Alice no País das Maravilhas

 

Alice de Tim Burton

Tão logo Alice, novo projeto de Tim Burton junto à Disney, tem início, a pequena protagonista desperta de um pesadelo e, temendo estar ficando louca, é consolada pelo pai, que afirma que as melhores pessoas do mundo são um pouco piradas.
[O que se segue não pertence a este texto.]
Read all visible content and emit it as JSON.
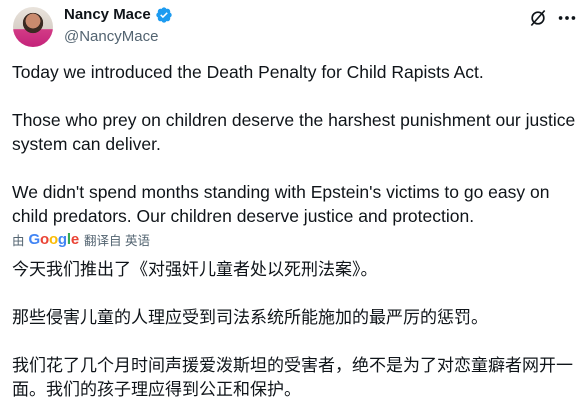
{
  "author": {
    "name": "Nancy Mace",
    "handle": "@NancyMace",
    "verified_color": "#1d9bf0"
  },
  "icons": {
    "grok": "grok-icon",
    "more": "more-icon",
    "verified": "verified-badge-icon"
  },
  "tweet": {
    "p1": "Today we introduced the Death Penalty for Child Rapists Act.",
    "p2": "Those who prey on children deserve the harshest punishment our justice system can deliver.",
    "p3": "We didn't spend months standing with Epstein's victims to go easy on child predators. Our children deserve justice and protection."
  },
  "translation": {
    "by": "由",
    "google": [
      "G",
      "o",
      "o",
      "g",
      "l",
      "e"
    ],
    "label": "翻译自 英语",
    "p1": "今天我们推出了《对强奸儿童者处以死刑法案》。",
    "p2": "那些侵害儿童的人理应受到司法系统所能施加的最严厉的惩罚。",
    "p3": "我们花了几个月时间声援爱泼斯坦的受害者，绝不是为了对恋童癖者网开一面。我们的孩子理应得到公正和保护。"
  }
}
Ao que parece, meses de expectativas findariam, então, no melhor trabalho do cineasta que, mais do que acostumado a personagens ensandecidos e tramas caóticas, mas com significados belíssimos, encontraria na obra de Lewis Carroll sua maior realização. No entanto, acabou-se em uma armadilha ao próprio Burton.

Alice no País das Maravilhas e Alice Através do Espelho são mais do que meros livros infantis, coletâneas de episódios lúdicos. Confundindo os universos infantil e adulto (fruto do provável relacionamento de Carroll com a menina Alice Lidell, talvez?) ambos os livros trazem discussões políticas, monólogos filosóficos e metafísicos e jogos matemáticos, o que os tornam atrativos para um sem fim de diretores que já os adaptaram às mais diversas mídias, mas sem compreendê-los em sua plenitude. Burton comete o equívoco de acreditar que havia lhes compreendido, e acaba produzindo mais uma Alice que não é uma Alice.